Secondly, the decision to appoint a career diplomat with proven ability to engage the West, to the critical Geneva station indicates that at some point in the post-resolution dust-up, realization dawned upon the political leadership in Colombo, now possibly being led by wiser counsel than prevailed in the run up to UNHRC 19, that antagonism with the West and with the UN system, was futile and directly in contravention of Sri Lanka’s national interest. With this realization, comes the secondary awareness that Ambassadors like Jayatillake and to a lesser degree, Kunanayakam, are liabilities in Sri Lanka’s overseas diplomatic set up, whose voices raised on behalf of their personal political ideologies were jeopardizing Sri Lanka’s relationships with its traditional liberal democratic allies.

 

Kunanayakam, in her newspaper interview, heaps praise on Cuba, saying it was an example of a small nation, subject to a US embargo for over 50 years, that has been successful in resisting the constant threat of intervention thanks to the unity of its people and international solidarity. Jayatillake is the foremost voice raised in support of Sri Lanka opening a mission in Caracas, the capital of Venezuela. That intellectuals of the calibre of Jayatillake would view Hugo Chavez’s regime in Venezuela as something Sri Lanka must aspire to, fundamentally undermines everything Sri Lanka has stood for since it inherited a liberal democracy post 1948. That Kunanayakam and Jayatillake view the near-failed state of Cuba, being run for 53 years by two brothers with no iota of hope for the dawn of democracy in the near future, as the way forward for Sri Lanka, is perfectly acceptable from individuals with strong personal opinions, but not so from diplomats representing Sri Lanka’s positions overseas. While cultivating Latin America and socialist regimes elsewhere in the world is perfectly acceptable from a strategic perspective, such alliances cannot take place at the cost of our relationships with countries with which we share democratic values.  

 

Leftism is undoubtedly a romantic concept. Most would agree that the old guard of the Left, of the calibre of Vasudeva Nanayakkara, Tissa Vitharana, DEW Gunesekera, certainly are a principled set of politicians, with admirable worldviews about anti-imperialism, anti-Colonialism and socialism. Yet this is a set of statesmen that cannot garner the popular vote, with their mandates at elections amounting to less than one percent of the total polled. To govern Sri Lanka, by the policies of the Vitharanas, Gunesekeras and Nanayakkaras would be therefore tantamount to thwarting democracy.

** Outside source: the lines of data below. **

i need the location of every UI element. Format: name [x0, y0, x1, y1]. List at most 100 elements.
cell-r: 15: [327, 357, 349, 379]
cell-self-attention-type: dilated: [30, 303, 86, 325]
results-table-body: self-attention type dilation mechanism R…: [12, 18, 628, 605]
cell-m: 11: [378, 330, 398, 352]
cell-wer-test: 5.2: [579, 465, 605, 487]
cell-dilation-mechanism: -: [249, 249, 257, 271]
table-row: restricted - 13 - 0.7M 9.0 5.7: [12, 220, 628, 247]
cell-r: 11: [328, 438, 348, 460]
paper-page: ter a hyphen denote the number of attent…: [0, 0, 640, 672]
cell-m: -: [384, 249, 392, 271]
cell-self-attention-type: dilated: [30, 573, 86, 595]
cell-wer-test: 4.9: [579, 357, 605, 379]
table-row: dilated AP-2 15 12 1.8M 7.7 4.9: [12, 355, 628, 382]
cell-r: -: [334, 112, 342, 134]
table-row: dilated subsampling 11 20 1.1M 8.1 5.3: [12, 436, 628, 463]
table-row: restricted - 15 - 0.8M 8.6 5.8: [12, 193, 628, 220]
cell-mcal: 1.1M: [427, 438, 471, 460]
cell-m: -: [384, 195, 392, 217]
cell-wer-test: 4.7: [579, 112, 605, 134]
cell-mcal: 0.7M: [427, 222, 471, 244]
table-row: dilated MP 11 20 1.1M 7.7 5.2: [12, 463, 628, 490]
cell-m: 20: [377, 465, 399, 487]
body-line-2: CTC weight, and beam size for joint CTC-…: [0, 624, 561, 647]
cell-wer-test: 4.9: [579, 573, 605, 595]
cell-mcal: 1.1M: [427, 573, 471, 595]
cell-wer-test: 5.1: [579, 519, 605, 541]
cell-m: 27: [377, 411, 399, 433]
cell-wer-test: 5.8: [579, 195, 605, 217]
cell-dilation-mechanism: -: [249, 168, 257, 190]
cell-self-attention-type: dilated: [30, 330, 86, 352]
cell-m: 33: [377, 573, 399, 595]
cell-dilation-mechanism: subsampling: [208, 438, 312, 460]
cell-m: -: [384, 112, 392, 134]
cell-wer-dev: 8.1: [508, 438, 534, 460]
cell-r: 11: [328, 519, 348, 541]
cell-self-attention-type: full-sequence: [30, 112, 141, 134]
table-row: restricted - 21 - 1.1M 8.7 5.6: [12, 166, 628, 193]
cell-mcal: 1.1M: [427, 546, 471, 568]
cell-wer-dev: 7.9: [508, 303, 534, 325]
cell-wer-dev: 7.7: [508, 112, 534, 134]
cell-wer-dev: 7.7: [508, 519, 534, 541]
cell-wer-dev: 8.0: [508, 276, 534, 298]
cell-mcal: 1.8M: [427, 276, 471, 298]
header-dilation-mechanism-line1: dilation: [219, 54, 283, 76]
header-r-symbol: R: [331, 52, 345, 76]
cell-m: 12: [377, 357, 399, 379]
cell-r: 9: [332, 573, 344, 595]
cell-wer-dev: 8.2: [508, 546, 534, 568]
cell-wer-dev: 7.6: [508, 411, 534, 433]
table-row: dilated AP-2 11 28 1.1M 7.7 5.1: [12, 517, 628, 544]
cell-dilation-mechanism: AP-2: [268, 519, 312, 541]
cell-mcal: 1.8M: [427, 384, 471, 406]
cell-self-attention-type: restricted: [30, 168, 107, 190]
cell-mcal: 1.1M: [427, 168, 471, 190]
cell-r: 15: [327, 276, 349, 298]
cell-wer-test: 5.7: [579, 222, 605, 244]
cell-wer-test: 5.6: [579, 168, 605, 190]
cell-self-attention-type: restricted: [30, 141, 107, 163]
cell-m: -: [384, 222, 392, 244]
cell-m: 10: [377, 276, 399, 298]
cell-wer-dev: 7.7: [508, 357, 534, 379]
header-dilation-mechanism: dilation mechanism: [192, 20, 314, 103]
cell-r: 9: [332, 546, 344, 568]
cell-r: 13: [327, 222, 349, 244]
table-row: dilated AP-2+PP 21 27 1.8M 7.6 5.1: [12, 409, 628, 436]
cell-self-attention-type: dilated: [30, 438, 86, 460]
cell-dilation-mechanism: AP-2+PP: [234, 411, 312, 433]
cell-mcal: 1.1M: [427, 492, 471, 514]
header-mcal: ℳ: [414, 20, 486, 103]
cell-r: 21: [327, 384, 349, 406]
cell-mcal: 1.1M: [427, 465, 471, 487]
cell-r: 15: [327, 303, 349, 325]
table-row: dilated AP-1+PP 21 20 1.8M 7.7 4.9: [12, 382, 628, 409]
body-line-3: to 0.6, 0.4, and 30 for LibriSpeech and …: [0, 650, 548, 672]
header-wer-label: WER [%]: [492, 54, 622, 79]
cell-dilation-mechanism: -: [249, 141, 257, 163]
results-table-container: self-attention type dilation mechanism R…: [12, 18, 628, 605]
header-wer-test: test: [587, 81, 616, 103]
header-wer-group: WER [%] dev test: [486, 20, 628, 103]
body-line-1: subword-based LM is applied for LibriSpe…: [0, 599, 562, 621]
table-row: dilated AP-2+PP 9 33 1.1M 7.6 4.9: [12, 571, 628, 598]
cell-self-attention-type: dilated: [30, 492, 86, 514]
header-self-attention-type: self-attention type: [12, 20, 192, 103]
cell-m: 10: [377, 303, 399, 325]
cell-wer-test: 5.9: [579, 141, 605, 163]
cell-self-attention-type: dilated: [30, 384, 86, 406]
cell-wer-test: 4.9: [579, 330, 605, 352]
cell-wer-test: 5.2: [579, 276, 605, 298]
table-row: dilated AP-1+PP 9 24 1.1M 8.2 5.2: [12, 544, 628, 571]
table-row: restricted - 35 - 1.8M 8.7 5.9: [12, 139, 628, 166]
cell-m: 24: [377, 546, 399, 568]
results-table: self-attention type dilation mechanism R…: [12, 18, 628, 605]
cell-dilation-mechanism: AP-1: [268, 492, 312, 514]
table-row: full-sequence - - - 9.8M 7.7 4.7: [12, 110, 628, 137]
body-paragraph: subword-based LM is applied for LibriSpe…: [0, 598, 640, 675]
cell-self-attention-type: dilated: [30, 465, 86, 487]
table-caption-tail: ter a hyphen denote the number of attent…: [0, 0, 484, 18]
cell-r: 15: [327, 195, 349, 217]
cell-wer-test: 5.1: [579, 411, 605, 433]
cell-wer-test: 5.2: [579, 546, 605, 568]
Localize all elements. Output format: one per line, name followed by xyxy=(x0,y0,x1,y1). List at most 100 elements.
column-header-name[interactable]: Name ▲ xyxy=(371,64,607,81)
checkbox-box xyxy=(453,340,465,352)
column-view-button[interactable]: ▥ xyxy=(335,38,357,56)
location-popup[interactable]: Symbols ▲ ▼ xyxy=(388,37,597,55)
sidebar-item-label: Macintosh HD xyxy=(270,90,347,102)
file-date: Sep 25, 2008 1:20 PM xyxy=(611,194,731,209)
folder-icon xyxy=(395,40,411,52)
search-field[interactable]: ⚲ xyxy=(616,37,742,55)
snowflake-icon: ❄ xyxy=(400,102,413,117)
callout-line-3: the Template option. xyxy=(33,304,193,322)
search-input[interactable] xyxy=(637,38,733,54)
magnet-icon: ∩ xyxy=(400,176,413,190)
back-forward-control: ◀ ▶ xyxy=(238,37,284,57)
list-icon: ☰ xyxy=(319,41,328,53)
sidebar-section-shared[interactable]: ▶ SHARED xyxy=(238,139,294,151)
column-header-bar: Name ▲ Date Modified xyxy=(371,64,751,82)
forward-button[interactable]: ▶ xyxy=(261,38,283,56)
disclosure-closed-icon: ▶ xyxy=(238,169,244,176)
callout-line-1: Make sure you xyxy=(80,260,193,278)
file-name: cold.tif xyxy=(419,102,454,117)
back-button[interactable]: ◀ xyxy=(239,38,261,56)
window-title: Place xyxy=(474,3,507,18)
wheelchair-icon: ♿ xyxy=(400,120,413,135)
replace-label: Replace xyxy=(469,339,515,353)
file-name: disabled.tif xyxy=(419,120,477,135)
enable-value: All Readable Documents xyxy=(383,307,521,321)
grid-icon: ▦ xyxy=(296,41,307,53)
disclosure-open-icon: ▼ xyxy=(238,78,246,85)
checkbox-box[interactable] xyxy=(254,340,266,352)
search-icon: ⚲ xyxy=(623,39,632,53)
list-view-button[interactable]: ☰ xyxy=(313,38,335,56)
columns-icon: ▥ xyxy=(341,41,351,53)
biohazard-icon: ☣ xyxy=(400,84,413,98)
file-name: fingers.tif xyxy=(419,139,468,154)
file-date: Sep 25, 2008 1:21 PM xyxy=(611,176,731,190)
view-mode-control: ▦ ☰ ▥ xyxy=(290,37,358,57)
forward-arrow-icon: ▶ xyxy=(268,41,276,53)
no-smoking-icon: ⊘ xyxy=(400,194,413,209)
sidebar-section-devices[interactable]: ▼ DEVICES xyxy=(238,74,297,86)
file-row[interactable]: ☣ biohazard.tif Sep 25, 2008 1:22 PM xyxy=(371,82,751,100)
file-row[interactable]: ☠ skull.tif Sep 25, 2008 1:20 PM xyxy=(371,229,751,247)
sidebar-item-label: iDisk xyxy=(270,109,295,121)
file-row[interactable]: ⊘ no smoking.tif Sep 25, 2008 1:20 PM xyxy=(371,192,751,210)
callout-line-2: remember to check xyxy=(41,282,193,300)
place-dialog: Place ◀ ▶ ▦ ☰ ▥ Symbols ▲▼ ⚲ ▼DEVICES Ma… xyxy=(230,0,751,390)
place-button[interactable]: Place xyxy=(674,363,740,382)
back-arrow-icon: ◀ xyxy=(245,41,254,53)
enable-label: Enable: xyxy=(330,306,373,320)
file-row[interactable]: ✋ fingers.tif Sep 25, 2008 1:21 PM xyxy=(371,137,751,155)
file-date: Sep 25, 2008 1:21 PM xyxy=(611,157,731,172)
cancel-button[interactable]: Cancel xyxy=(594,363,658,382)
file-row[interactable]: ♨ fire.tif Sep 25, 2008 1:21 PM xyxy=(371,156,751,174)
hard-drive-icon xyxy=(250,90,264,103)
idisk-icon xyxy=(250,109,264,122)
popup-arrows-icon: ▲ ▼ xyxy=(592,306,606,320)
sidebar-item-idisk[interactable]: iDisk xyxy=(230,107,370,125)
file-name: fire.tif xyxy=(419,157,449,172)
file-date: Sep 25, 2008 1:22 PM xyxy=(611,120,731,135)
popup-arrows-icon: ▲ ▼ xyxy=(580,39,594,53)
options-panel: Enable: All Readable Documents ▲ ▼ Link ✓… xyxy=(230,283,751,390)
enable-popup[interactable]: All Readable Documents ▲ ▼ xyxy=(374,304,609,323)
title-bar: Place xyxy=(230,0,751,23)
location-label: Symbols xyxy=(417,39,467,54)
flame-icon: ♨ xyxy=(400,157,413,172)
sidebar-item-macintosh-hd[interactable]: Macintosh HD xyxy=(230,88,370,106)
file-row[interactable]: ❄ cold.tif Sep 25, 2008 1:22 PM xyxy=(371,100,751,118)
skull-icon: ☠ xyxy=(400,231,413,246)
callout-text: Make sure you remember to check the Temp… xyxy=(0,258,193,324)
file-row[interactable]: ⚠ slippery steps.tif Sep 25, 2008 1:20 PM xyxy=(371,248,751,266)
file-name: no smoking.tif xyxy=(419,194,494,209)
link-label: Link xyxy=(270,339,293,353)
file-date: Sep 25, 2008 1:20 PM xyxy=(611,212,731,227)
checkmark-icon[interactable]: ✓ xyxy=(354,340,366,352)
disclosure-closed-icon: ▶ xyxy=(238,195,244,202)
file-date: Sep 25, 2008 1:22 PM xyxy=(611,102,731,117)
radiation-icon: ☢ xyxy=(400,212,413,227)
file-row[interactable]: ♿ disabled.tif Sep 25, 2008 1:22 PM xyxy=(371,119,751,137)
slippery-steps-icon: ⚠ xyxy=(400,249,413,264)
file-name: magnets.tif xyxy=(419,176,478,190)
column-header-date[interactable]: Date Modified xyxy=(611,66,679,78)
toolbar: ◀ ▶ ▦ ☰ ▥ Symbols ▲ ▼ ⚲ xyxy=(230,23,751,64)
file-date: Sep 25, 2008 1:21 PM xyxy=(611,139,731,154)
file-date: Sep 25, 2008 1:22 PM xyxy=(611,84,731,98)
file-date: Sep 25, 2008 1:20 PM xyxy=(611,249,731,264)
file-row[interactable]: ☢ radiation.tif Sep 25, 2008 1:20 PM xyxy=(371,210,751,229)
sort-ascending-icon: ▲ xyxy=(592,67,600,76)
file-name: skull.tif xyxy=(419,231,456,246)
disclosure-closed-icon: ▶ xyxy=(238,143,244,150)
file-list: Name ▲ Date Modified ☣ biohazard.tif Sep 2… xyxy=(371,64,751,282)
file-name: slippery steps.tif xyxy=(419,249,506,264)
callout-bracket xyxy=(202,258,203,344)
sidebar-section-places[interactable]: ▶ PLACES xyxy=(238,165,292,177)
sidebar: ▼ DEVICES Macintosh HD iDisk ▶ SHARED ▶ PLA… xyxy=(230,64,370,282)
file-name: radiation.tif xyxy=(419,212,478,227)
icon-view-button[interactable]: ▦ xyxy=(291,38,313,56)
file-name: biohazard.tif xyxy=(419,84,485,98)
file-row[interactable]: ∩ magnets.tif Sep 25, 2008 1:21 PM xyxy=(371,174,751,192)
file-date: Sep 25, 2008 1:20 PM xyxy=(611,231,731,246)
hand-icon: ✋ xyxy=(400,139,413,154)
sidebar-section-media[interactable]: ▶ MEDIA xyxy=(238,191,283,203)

Similarly, while Jayatillake’s moral high ground on the hypocrisy of the West when it comes to Palestine and even the raw deal meted out to Cuba and Venezuela by the US, finds sympathy with a majority of Sri Lankans, and possibly a majority of the world, Sri Lanka’s foreign policy direction cannot be dictated by his, or anyone elses, personal moral compunctions if it is detrimental to the greater national interest.

 

If this realization has dawned upon the political leadership in Colombo, then it is no wonder that Kunanayakam has unceremoniously been sidelined and Jayatillake has been placed, rather officially, on notice. The “time and space” for antagonizing the West is definitively, undoubtedly, over.